If you read his diary, all will be explained. KH PS: Especially the latter part.

This is presumed to be a reference to Orton's description of his promiscuity; the diary contains numerous incidents of cottaging in public lavatories and other casual sexual encounters.

== In popular culture ==
In Prick Up Your Ears, the 1987 film based on Orton's life, Halliwell was portrayed by Alfred Molina.

In Fantabulosa!, the 2006 television play about Kenneth Williams, he was portrayed by Ewan Bailey.

British experimental music group Coil recorded three tracks titled "The Halliwell Hammers" for their 1995 album Worship the Glitch. The two primary members of Coil, John Balance and Peter Christopherson, were romantic partners through most of the band's existence, and much of their work was inspired by or dedicated to gay icons and personalities of the past.

Halliwell is the subject of a monologue, Especially The Latter Part, by Richard Ely. It premiered in Lichfield, in 2009.

The stage version of Prick Up Your Ears, written by Simon Bent, opened on the West End in London at the Comedy Theatre on 17 September 2009. Matt Lucas played Halliwell and Chris New played Orton. Con O'Neill took over the role of Halliwell after Lucas pulled out.
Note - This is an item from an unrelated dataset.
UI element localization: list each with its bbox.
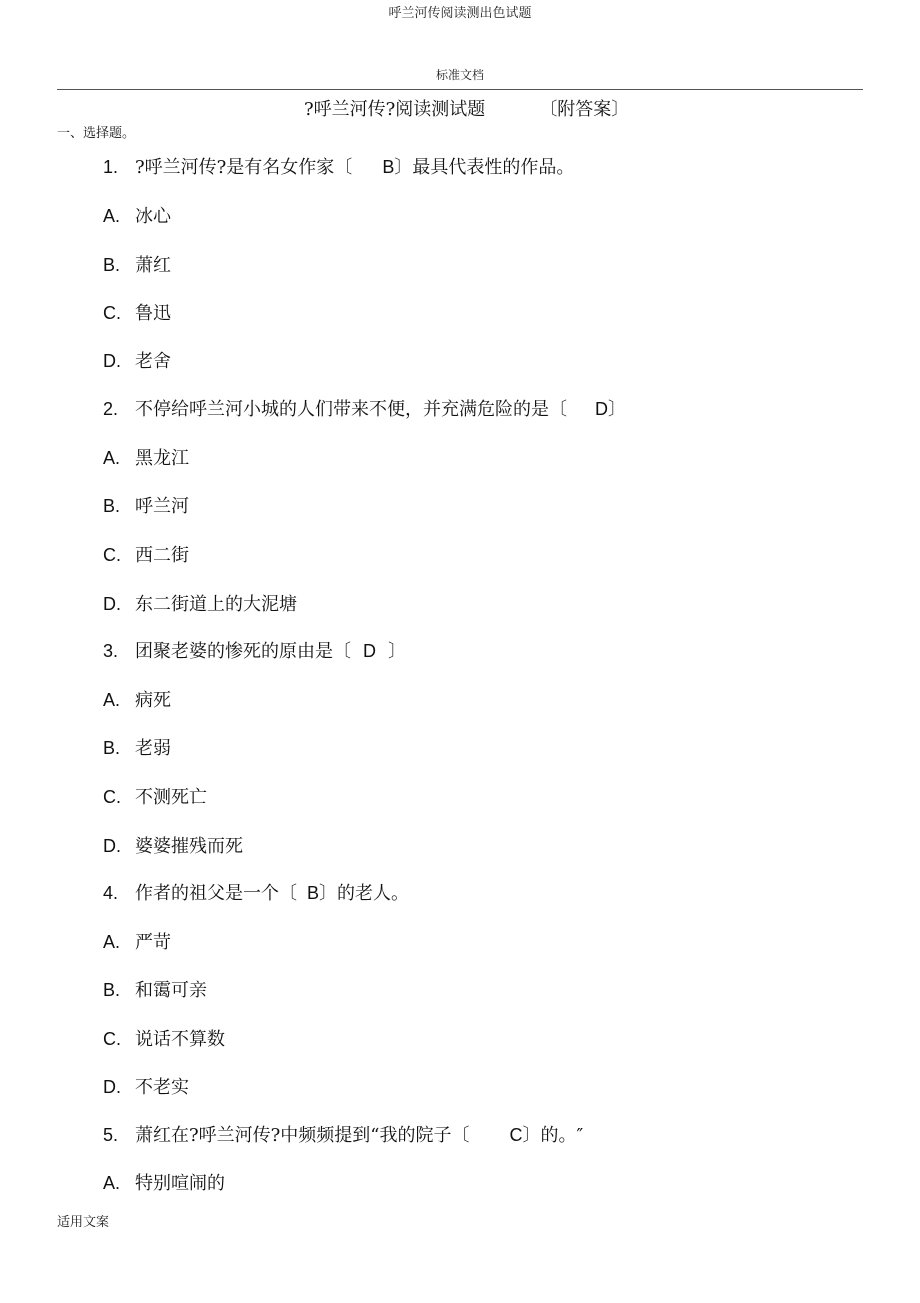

The play closed on 15 November 2009.

In 2014, a collage by Halliwell was purchased by Islington Museum at auction for £2,800. In 2016 the same museum purchased at auction The Cat Screen, a four-panel described as "an important part of 1960s cultural history as well as an engaging piece of art work", for £8,000.

Orton and Halliwell's relationship and murder–suicide is the subject of Law 46 of Robert Greene's bestselling book The 48 Laws of Power, "Never Appear Too Perfect".

== Works ==
- The Protagonist (circa 1949), unproduced and unpublished play about Edmund Kean.
- The Silver Bucket (1953), The Mechanical Womb (1955), The Last Days of Sodom (1955), novels co-written with Orton, all unpublished and now lost.
- Priapus in the Shrubbery (1959), solo novel, unpublished and now lost.
- Lord Cucumber and The Boy Hairdresser, novels co-written with Orton, published in 2001.